Mas advogados ouvidos pelo blog entendem que Elon Musk não tem como escapar de se submeter às regras brasileiras, se desejar continuar explorando uma atividade econômica (lucrando com a publicidade), além do tratamento dos dados coletados dos usuários a partir da rede de Internet brasileira.

Para a advogada e especialista em direitos na rede, Flávia Lefèvre Guimarães, a decisão de Elon Musk começa por esbarrar na Constituição Federal e segue confrontando outras legislações como o Marco Civil da Internet e o Código de Defesa do Consumidor.

Em seu artigo “O STF e o Facebook – O Inquérito 4.781-DF “, Flavia traça um paralelo com o caso da plataforma “X”, ao afirmar que do ponto de vista constitucional, as empresas estrangeiras são obrigadas a observar a competência do Estado brasileiro de regular e fiscalizar a atividade econômica de provedores globais de aplicações.

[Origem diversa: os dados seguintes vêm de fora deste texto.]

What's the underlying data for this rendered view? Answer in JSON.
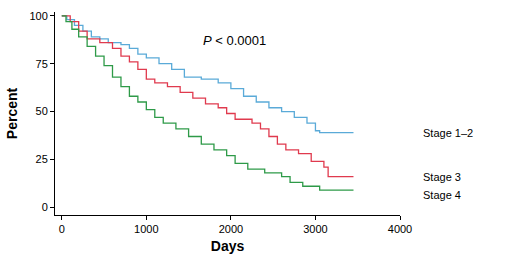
{
  "chart_data": {
    "type": "line",
    "line_style": "step",
    "x_label": "Days",
    "y_label": "Percent",
    "annotation": "P < 0.0001",
    "xlim": [
      -80,
      4000
    ],
    "xticks": [
      0,
      1000,
      2000,
      3000,
      4000
    ],
    "ylim": [
      -4,
      102
    ],
    "yticks": [
      0,
      25,
      50,
      75,
      100
    ],
    "grid": false,
    "series": [
      {
        "name": "Stage 1–2",
        "color": "#5aaad8",
        "x": [
          0,
          60,
          150,
          250,
          350,
          450,
          550,
          700,
          800,
          900,
          1000,
          1150,
          1300,
          1450,
          1650,
          1850,
          2000,
          2150,
          2300,
          2450,
          2600,
          2750,
          2900,
          3000,
          3050,
          3450
        ],
        "values": [
          100,
          98,
          95,
          92,
          89,
          88,
          86,
          85,
          83,
          80,
          78,
          75,
          72,
          68,
          67,
          65,
          62,
          58,
          55,
          52,
          50,
          47,
          44,
          40,
          39,
          39
        ]
      },
      {
        "name": "Stage 3",
        "color": "#e03a4e",
        "x": [
          0,
          100,
          200,
          300,
          450,
          600,
          700,
          800,
          900,
          1000,
          1100,
          1250,
          1400,
          1550,
          1700,
          1850,
          1950,
          2050,
          2250,
          2350,
          2450,
          2550,
          2650,
          2800,
          2950,
          3100,
          3150,
          3450
        ],
        "values": [
          100,
          97,
          92,
          88,
          86,
          83,
          79,
          76,
          72,
          67,
          65,
          63,
          60,
          57,
          54,
          52,
          49,
          46,
          44,
          41,
          37,
          33,
          30,
          28,
          24,
          21,
          16,
          16
        ]
      },
      {
        "name": "Stage 4",
        "color": "#2e9a48",
        "x": [
          0,
          50,
          120,
          200,
          300,
          400,
          500,
          600,
          700,
          800,
          900,
          1000,
          1100,
          1200,
          1350,
          1500,
          1650,
          1800,
          1950,
          2050,
          2200,
          2400,
          2600,
          2700,
          2850,
          3050,
          3450
        ],
        "values": [
          100,
          97,
          93,
          89,
          84,
          79,
          74,
          68,
          63,
          58,
          55,
          51,
          47,
          44,
          41,
          37,
          33,
          30,
          27,
          23,
          20,
          18,
          16,
          13,
          11,
          9,
          9
        ]
      }
    ]
  }
}
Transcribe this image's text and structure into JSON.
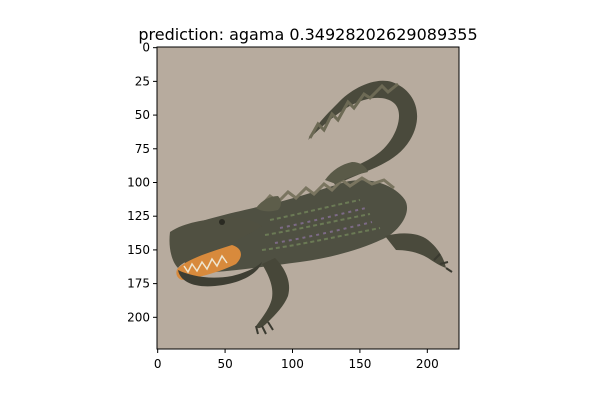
{
  "figure": {
    "title": "prediction: agama 0.34928202629089355",
    "background": "#ffffff",
    "image_background": "#b7ab9e",
    "subject": "crocodile-photo",
    "colors": {
      "body_dark": "#3a3a30",
      "body_mid": "#5a5a48",
      "scale_green": "#6b7a55",
      "scale_purple": "#7c6a86",
      "mouth": "#d88a3c",
      "teeth": "#efe6d0"
    }
  },
  "axes": {
    "x_ticks": [
      "0",
      "50",
      "100",
      "150",
      "200"
    ],
    "y_ticks": [
      "0",
      "25",
      "50",
      "75",
      "100",
      "125",
      "150",
      "175",
      "200"
    ]
  }
}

Sendo assim, as empresas estrangeiras provedoras de serviços na Internet, que atuem no país explorando atividades econômicas, devem se submeter aos termos da Constituição Federal (CF), do Código de Defesa do Consumidor (CDC) e do Marco Civil da Internet (MCI), assim como de leis específicas como a Lei Eleitoral, Estatuto da Criança e Adolescente entre outras“, explicou.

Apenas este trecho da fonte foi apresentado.